Rogers, a tall man with long hair and a full beard, began his journey as a teaching artist after he graduated in 2011. He helped form a slam poetry team at UNC called the Wordsmiths. The group trained for regional and national competitions of spoken word performance. Rogers served as an “idea generator” for the new group, he said, and a coach for the budding poets.

Former Wordsmiths managing director Kat Tan, 25, explains that Rogers always encouraged his students to embrace the full scope of themselves. “I think the biggest thing for me,” she says, “is that he took my perspective seriously.”

She worked with Rogers for three years in the group while he was community adviser. “He reminds me a lot of a preacher sometimes, and that is something elevating,” the medical school student says. “It does inspire you to see how you might play a role in a larger story.”

“I love slam because it does encourage people to write,” Rogers says, “and that is one of my goals—I want people to be writing and to generate work, to take their ideas and bring them to the audience.”

Rogers worked with the Wordsmiths from 2011 to 2020 (when the national poetry slam competition was put on hiatus due to the COVID-19 pandemic). At the same time, he introduced teens to the creative arts through projects like the Street Scene Teen Center and the group Sacrificial Poets.

The nonprofit Sacrificial Poets uses poetry to develop artistic and personal growth in youth around the Triangle. Rogers, as executive director and teaching artist, co-led workshops with youth in middle and high schools as part of the Chapel Hill–Carrboro City and Orange County Schools’ Boomerang program. The program works with students suspended from school and provides them the opportunity to make up lost credit hours with development classes and activities, one being Rogers’s poetry activities.

“I worked with a lot of students who were having a lot of issues pertaining to their home life or mental health,” Rogers says. “They had written these poems that were brutal to read and listen to. But they were the story that they needed to tell, and being able to do so allowed them to feel heard and listened to in a way that fostered communication between them.”

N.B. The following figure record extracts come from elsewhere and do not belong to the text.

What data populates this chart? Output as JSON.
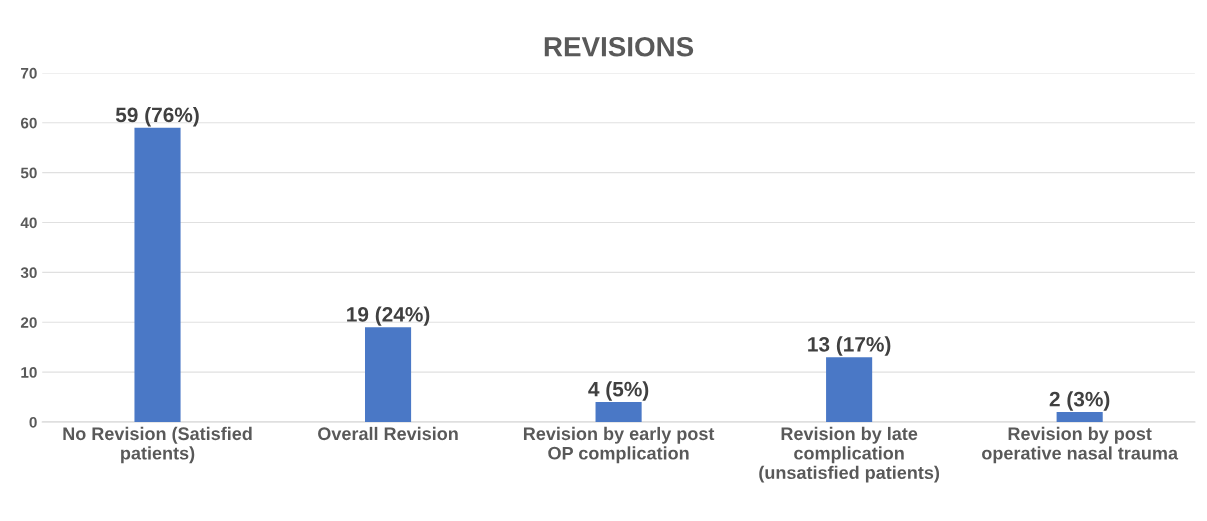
{
  "chart_data": {
    "type": "bar",
    "title": "REVISIONS",
    "categories": [
      "No Revision (Satisfied\npatients)",
      "Overall Revision",
      "Revision by early post\nOP complication",
      "Revision by late\ncomplication\n(unsatisfied patients)",
      "Revision by post\noperative nasal trauma"
    ],
    "values": [
      59,
      19,
      4,
      13,
      2
    ],
    "value_labels": [
      "59 (76%)",
      "19 (24%)",
      "4 (5%)",
      "13 (17%)",
      "2 (3%)"
    ],
    "color": "#4a78c6",
    "ylim": [
      0,
      70
    ],
    "yticks": [
      0,
      10,
      20,
      30,
      40,
      50,
      60,
      70
    ],
    "grid": "y"
  }
}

Much of Rogers’s philosophy of teaching poetry stems from this idea of self-expression. “Empowering people to tell their own stories,” he says, “is something I’ve seen be transformative for people of all ages and walks of life over my years of doing this work.”

His experience with Sacrificial Poets revealed to him his passion for teaching, he says. Rogers has taught at multiple schools and now works as an instructional coach and teacher at Art of Problem Solving, a national virtual program, providing administrative guidance for the school’s English teachers.

“I wasn’t someone who grew up knowing that I wanted to be a teacher, educator, or artist,” Rogers says. “I was just somebody who tried to find my niche and also tried to build a future where I could then use what I had to help other people.”

In his piece, “I would love to applaud but I am too tired,” he writes:

To be a black man

and an educator

is to be

a voodoo doll —-

a thing that holds others’


Every one of us that dies

feels like they swept through my classroom —-

not a ghost, a needle.

Intentional and precise.

He plans to use his new position to develop poetry and creative workshops in Durham’s housing projects. Residents of the projects are often forgotten, says Rogers, but they have just as much art to share as the rest of the city. He hopes that as laureate he can bring recognition and resources to those communities and others so they can tell their stories.

“I don’t want to find their voice, because they already have it, but to engage with them in a new way, to say, ‘This is how I want to tell my story.’ To say, ‘This is important to me because I was here and nobody can take that away from me.’ Just to say, ‘I’m here now—nothing’s gonna change that.” 

This story was published through a partnership between the INDY and The 9th Street Journal, which is produced by journalism students at Duke University’s DeWitt Wallace Center for Media & Democracy.